Acontecimentos recentes impelem-nos a regressar ao tema de Tancos. No dia 14 de novembro, o presidente da Assembleia da República (AR) deu posse à Comissão Parlamentar que tem por missão apurar as responsabilidades políticas do furto do material de Tancos, bem como “retirar conclusões e consequências”.

Embora alguns analistas ainda insistam em discutir os erros cometidos pelos militares, essa abordagem tornou-se anacrónica. O tema discute-se agora na arena política. A barreira entre assuntos militares, judiciais e políticos ficou diluída. Não se pode falar de um assunto esquecendo os outros, descurando a sua íntima relação.

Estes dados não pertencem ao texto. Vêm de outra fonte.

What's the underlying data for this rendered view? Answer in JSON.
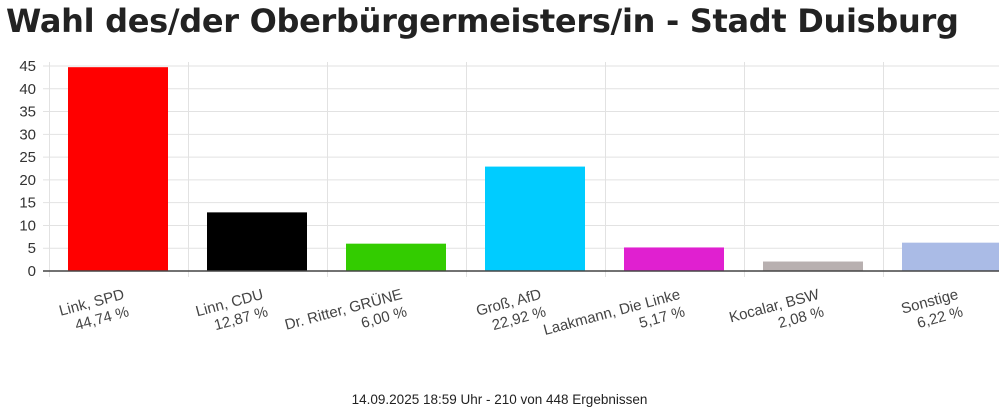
{
  "title": "Wahl des/der Oberbürgermeisters/in - Stadt Duisburg",
  "footer": "14.09.2025 18:59 Uhr - 210 von 448 Ergebnissen",
  "chart_data": {
    "type": "bar",
    "title": "Wahl des/der Oberbürgermeisters/in - Stadt Duisburg",
    "categories": [
      "Link, SPD",
      "Linn, CDU",
      "Dr. Ritter, GRÜNE",
      "Groß, AfD",
      "Laakmann, Die Linke",
      "Kocalar, BSW",
      "Sonstige"
    ],
    "values": [
      44.74,
      12.87,
      6.0,
      22.92,
      5.17,
      2.08,
      6.22
    ],
    "value_labels": [
      "44,74 %",
      "12,87 %",
      "6,00 %",
      "22,92 %",
      "5,17 %",
      "2,08 %",
      "6,22 %"
    ],
    "colors": [
      "#ff0000",
      "#000000",
      "#33cc00",
      "#00ccff",
      "#e020d0",
      "#b8b0b0",
      "#aabbe6"
    ],
    "yticks": [
      0,
      5,
      10,
      15,
      20,
      25,
      30,
      35,
      40,
      45
    ],
    "ylim": [
      0,
      45
    ],
    "grid": true,
    "xlabel": "",
    "ylabel": ""
  }
}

Sendo a “carta de missão“ do presidente da AR relativamente vaga, parece-nos de toda a conveniência clarificar algumas questões incontornáveis para o apuramento da verdade.

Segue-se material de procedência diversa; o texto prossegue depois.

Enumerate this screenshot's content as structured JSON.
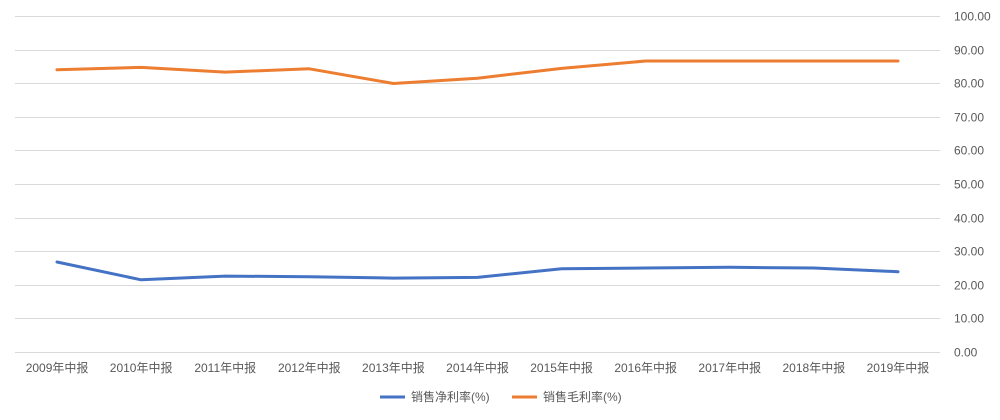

Em primeiro lugar, não esquecer o furto. Segundo o que veio a lume na Comunicação Social, a Comissão Parlamentar de Inquérito (CPI) irá concentrar-se apenas, ou fundamentalmente, no achamento dos artefactos e munições furtadas, correndo-se assim o risco de olvidar que tudo começou por um furto. Sabe-se quem as achou, mas não quem as furtou. Existe contudo uma ligação umbilical entre os dois acontecimentos. Averiguar um esquecendo o outro subverterá a credibilidade do exercício.

Em segundo lugar, serão chamados a depor responsáveis da Polícia Judiciária Militar  (PJM), militares de alta patente, antigos e atuais governantes. Nem o primeiro-ministro deverá escapar. Também aqui nos parece ser curta a ambição da CPI. Faria todo o sentido alargar o apuramento das responsabilidades. O Ministério Público (MP) e outros órgãos de polícia criminal deveriam ser chamados para esclarecer alguns aspetos cruciais.

Em terceiro lugar, e no seguimento do que foi atrás referido, existe um conjunto de dúvidas que têm obrigatoriamente de ser esclarecidas. A saber:

Porque é que o Ministério da Defesa e as Forças Armadas não foram informados pelo MP da possibilidade de um assalto aos paióis de Tancos, quando estava alertado para essa possibilidade?

Porque é que tendo sido identificados os meandros do achamento não foram ainda trazidos à justiça os autores do furto?

Tendo sido o acontecimento apresentado como uma ameaça elevada à segurança nacional envolvendo o terrorismo internacional e tráfico de armas internacional, porque é que as Secretárias-Gerais do Sistema de Segurança Interna e do Sistema de Informações da República Portuguesa souberam da ocorrência pelos jornais? Porque é que essa informação não foi partilhada através da UCAT, o órgão de coordenação e partilha de informações, no âmbito da ameaça e do combate ao terrorismo?

Porque é que o juiz de instrução criminal do TCIC considerou este tribunal incompetente no âmbito do processo ao qual foi apensado o processo inicial da PJM? porque terá considerado não haver indícios do cometimento dos crimes de tráfico de armas e de terrorismo?

Sem pretendermos que a CPI substitua o MP, estas questões não podem ser omitidas na averiguação a ser levada a cabo pela CPI, porque a natureza das suas respostas, embora de natureza operacional, tem repercussões eminentemente políticas, e têm a ver com a sanidade do Estado de Direito. Não pode haver órgãos de soberania a atuar em roda livre.